A little farther on there was a small lake covered with mirror-smooth ice. They could not resist running over to it and having a slide, because they were the same age. They crossed it twice one way and twice the other, and she held on to his arm, but there was nothing in her grip that suggested wantonness, nor wanting to lean up against him and dally. She was just companionable and straightforward, totally free of that duplicity and dishonesty on which love is built. So they had yet another slide, and five, and ten, and her face was flushed in the moonlight.

They noticed nothing until someone was standing at the side of the lake and calling angrily to Ólafur Kárason. Jarþrúður Jónsdóttir said that a person in delicate health should be at home in bed rather than indulging in this tomfoolery in the middle of the night with folk he knew nothing about.

“Folk?” said the girl from the next farm, and laughed. “Am I folk?”

“What do you want with this boy?” asked Jarþrúður Jónsdóttir. “Have you any right to him?”

“Have I any right to him?” said the girl. “I thought people had a right to themselves.”

“Oh, so you’re one of those!” said Jarþrúður Jónsdóttir. “Ólafur, as your mother and sister, I order you to come away from this person.”

“Mother and sister!” repeated the girl from the next farm, and burst out laughing, but it was not a laugh of derision; it was a laugh of sheer amusement as when one laughs at a joke. And it was precisely this—that she should find it funny—that hurt Ólafur more than malice and derision would have done. He felt he was ridiculous in the eyes of the girl from the next farm suddenly to have such a mother and sister, and he walked away alone without saying Good-bye. Jarþrúður stayed on for a while and heaped abuse on the girl. When she had satisfied herself, she came running after him.

“So you had to make me suffer this, too, Ólafur,” she said when she caught up on him.

He did not reply.

“Aren’t you ashamed of letting me find you in the clutches of that wanton creature?” she asked.

“I’m not in anyone’s clutches,” he said. “And she’s not a wanton creature.”

“Yes, go on, take her side against me!” said Jarþrúður, and started crying in the frost. “D’you think I need to do more than look into her eyes to see what she is? The time will come someday when you will reap such punishment from God that you will realize properly what you have done.”

He had certainly realized for a long time that she and God were allies, but though he was sorely tried he could never bring himself to utter a wounding word to a grief-stricken human being and her God. And moreover it could well be right, however hard it might be to understand, that it was advisable for a poet not to go sliding on the ice with a carefree young girl.

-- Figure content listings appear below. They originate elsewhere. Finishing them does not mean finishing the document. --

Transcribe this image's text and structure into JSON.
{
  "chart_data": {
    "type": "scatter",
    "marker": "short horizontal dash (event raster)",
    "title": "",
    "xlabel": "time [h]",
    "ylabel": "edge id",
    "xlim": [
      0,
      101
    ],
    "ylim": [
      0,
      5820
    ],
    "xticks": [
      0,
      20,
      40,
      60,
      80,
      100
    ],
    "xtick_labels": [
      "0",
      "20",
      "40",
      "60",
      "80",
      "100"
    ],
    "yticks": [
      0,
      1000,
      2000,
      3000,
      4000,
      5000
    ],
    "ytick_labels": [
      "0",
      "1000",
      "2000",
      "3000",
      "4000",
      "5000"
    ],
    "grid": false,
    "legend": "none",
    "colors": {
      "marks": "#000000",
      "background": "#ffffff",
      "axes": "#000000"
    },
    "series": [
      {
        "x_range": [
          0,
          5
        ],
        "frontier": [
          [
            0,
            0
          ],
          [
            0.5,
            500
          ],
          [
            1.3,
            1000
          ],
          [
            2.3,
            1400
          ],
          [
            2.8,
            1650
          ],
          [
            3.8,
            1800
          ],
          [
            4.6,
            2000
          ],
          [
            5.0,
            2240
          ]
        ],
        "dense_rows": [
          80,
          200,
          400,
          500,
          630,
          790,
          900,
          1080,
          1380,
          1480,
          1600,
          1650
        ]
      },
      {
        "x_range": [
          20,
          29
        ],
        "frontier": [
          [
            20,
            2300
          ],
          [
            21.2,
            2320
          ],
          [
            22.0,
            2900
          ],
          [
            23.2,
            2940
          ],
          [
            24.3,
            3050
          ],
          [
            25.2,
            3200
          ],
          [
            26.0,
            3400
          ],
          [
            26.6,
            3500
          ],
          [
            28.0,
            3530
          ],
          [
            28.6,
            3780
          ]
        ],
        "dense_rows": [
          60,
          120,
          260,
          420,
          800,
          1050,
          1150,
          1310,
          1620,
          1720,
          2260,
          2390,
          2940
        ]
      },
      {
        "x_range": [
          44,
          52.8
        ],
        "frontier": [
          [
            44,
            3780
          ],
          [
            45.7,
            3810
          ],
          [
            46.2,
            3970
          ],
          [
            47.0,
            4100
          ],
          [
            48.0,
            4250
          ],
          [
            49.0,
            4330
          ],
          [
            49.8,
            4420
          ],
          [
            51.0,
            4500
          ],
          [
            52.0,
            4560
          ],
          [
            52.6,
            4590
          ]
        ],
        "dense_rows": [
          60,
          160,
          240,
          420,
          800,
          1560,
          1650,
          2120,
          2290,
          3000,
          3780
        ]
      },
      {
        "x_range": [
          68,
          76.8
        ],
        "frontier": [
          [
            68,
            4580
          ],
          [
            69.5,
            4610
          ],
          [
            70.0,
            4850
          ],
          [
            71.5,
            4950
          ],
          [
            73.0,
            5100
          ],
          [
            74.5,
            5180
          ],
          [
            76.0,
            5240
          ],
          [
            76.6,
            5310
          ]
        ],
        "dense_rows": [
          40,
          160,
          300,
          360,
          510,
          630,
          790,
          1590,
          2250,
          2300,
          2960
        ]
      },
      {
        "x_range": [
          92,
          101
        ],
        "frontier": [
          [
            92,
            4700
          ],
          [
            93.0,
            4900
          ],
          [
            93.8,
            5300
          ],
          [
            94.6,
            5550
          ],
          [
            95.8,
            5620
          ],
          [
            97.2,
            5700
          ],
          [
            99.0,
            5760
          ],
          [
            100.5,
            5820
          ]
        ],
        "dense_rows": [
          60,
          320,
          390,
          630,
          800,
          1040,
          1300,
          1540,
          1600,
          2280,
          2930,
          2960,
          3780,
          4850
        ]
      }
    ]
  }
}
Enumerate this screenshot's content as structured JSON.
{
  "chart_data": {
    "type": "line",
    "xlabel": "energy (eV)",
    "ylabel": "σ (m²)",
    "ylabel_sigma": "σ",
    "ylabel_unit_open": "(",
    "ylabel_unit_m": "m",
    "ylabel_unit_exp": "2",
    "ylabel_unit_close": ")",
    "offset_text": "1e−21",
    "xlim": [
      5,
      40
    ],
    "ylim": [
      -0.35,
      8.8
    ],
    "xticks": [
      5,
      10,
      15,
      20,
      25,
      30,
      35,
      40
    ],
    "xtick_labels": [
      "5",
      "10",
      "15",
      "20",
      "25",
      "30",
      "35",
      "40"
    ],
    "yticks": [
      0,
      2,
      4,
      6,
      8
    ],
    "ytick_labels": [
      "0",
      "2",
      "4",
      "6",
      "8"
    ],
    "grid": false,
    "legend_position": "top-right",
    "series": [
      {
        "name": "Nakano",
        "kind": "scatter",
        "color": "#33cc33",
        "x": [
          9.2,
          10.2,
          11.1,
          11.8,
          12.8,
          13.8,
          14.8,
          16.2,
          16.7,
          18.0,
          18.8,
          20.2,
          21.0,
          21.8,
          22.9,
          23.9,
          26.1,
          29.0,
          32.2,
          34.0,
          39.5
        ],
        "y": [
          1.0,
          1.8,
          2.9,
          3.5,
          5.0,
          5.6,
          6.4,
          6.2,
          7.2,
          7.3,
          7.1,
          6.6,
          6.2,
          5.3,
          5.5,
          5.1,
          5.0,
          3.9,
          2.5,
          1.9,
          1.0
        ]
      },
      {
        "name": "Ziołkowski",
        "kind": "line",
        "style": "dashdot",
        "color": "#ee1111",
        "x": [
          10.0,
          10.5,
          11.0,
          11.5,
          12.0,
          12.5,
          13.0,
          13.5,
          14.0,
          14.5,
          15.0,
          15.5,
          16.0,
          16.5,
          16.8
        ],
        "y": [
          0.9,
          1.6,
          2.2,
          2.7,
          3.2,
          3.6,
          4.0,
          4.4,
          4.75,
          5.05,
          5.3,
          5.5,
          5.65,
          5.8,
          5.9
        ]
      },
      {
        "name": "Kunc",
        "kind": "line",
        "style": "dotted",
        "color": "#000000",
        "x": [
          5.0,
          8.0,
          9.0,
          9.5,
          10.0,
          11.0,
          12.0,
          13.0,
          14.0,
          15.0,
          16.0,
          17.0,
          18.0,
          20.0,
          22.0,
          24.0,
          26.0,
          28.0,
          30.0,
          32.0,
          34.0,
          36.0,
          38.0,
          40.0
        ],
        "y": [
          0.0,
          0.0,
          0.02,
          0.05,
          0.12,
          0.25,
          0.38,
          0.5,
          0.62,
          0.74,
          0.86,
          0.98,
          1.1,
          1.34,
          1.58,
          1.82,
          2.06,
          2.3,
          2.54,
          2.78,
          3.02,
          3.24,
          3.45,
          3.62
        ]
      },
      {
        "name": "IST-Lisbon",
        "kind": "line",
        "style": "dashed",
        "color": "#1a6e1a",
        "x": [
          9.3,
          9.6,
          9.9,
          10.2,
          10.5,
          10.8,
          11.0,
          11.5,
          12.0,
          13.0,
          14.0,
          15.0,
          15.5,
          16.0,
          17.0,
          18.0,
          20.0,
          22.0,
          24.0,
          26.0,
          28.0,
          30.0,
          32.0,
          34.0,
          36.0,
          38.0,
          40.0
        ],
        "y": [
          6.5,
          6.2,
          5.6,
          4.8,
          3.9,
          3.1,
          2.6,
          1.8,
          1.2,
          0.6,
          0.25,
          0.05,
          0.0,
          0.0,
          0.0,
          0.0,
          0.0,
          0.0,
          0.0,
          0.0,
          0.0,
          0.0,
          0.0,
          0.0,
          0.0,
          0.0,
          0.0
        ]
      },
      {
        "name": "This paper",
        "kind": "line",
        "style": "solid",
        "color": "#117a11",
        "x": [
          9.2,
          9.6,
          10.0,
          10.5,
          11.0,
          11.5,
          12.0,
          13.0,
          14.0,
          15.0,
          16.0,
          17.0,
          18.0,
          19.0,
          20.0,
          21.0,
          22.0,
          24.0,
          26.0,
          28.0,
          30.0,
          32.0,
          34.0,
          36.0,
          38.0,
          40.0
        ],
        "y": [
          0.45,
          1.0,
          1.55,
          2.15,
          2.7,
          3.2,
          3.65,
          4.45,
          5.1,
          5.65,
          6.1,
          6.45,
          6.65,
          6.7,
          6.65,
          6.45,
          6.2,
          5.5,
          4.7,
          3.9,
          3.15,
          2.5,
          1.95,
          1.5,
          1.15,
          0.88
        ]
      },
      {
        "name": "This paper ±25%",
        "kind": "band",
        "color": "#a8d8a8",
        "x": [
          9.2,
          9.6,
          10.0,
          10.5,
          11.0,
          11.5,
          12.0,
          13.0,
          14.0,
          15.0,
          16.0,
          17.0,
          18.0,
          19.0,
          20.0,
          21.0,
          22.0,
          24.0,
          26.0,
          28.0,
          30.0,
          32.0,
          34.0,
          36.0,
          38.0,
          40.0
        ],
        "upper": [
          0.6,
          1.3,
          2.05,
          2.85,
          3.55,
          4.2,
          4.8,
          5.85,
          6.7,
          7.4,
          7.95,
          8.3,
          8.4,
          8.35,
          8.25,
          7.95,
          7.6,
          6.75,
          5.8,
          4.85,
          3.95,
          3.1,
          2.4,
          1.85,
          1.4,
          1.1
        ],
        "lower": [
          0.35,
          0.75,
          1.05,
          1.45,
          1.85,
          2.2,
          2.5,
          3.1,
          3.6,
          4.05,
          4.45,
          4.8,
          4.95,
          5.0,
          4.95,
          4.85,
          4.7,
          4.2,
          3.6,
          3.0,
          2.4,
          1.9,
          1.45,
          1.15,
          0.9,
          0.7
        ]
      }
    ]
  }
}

She often stayed up late at night, knitting for him, or sewing new clothes for him out of old garments she got hold of, and there was never a crease or a speck to be seen on his clothing, let alone a hole; she never tired of washing, she enveloped him in an atmosphere of soft soap. And many was the tidbit she came by for him both late and early. But it was not long before he discovered that she was keeping a constant watch on him. During the daytime when he was teaching he would suddenly see a glimpse of her at the living room door; when he was at the next farm giving religious instruction it happened more and more frequently that she would be waiting for him at the homefield fence of the next farm or behind the farmhouse, and then she would lend him her protection on the way home. But when the days began to lengthen and the realm of the sun expanded, he was often overwhelmed by a throttling melancholy, like a prisoner. The mountains called him and said it was better for a poet to die of exposure in their embrace than to live as a slave on a farm. The summer sky used every opportunity of whispering to him like a dangerous lover who is trying to entice a young girl all day. Even the late-winter snowstorms were just the lover’s disguises and strategems. The poet Grettir Ásmundarson* lived in the wildlands and died on an uninhabited island, but earned himself immortality thereby in the hearts of the nation.